Tuesday, April 12, 2011

Young Adult - Richie Tankersley Cusick - Starstruck (1996)

Yeah, I know, posts two days in a row? Don't get used to it. ;)

This book was a reread, obviously, and the little "Thank You" stamp inside makes me think that I bought it at a book fair in middle school. I bought a lot of books of this type when I was that old at book fairs, so it's not outside the realm of possibility. I reread it primarily because I couldn't remember a damn thing about it.

I read it pretty quickly in the past day or so because it was horrifically short in comparison to that thousand-page monster I had just gotten through. Only about two-hundred fifty pages. It is a YA novel after all, in the same vein as those Fear Streets I have sitting in my hallway bookshelf.

The basic plot is that Random Girl (a thin disguise for a Mary-Sue) wins a magazine contest where she gets to spend a week with her favorite celebrity, along with two other winners, vying to be the female lead in his next movie. Because that's totally how movie casting works. :p Anyway, turns out that the celebrity is being threatened by a crazy fan known as Starstruck and is causing all kinds of accidents at the celebrity's house in the whopping three days the girls stay there.

I was actually surprised with who the killer ended up being. Yes, it's a killer; a bodyguard is stabbed to death and the publicist is found dead in the hot tub after she spent the whole book being a raging bitch. I don't think you'll read it, but I still don't want to give it away. I thought throughout the whole book that it would be Jo, the nerdy magazine winner. She went out of her way to say that she didn't actually care for Byron Slater and had an elaborate alibi before something happened every time. It seemed like a really sloppy way to make you think it's not her only to find out that it is at the end. But she isn't. Huh.

Anyway, the main character, Miranda Peterson, is a Mary-Sue.
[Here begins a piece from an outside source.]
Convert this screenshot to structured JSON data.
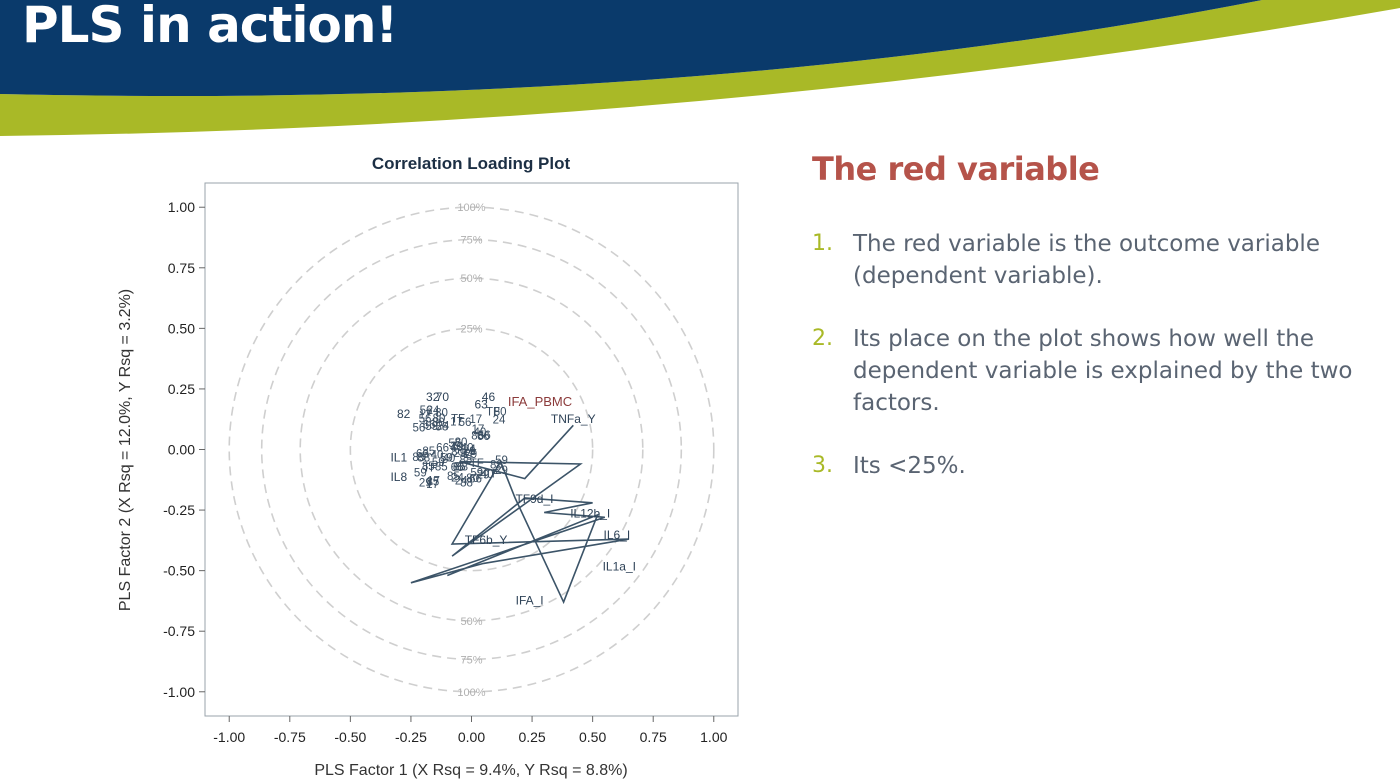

No fucking doubt about it. Byron has a thing for her throughout the whole thing, and his buddy-driver Nick does too? And she's such a victim. All the bad stuff happens when she's around. Oh poor pitiful her. Fuckin' A.

Also, noticeably, there is the traditional "adults just don't understand" stuff when Miranda gets to the mansion. Do you guys remember The Dollhouse Murders? The main character there had a little sister that was just a little bit special, enough that she needed constant supervision, but her parents were always making her watch her and not let her have a social life? Remember? Of course you remember how frustrated you were with her parents for bitching at her for trying to do her own thing at the mall instead of bowing to every whim of her special sister. The same kind of thing happens with Miranda. She arrives in California late because planes get delayed, her suitcase is lost so she has no clothes, and the publicist is a total bitch to her and blames her for the airline's mistakes. And won't let up about it. All it does is serve to make Miranda seem like SUCH A VICTIM OMG.

A lot of stuff didn't make much sense either. If the tiger gets out, you don't go back to the party and let yourself get drugged. If you almost get crushed to death by a broken statue, and then almost have your car careen off a cliff, you don't then go out to have dinner and see a movie. And if a guy dies, you don't then go out shopping the very next fucking day. And of course the cops never get called about stalkers or death threats. It's "bad publicity". What about a dead guy, huh? Why do you lie to the media and say it was his heart? Yeah, it was his heart. It couldn't take a knife for some reason. The nerve of some people, huh?

Anyway, what I'm trying to get at is that the book is ridiculous. And not just because they constantly assume Byron is a rapist or that Miranda is trying to seduce him out of his fat stacks of cash. And also not just because the phrase "dark black" is literally written in there.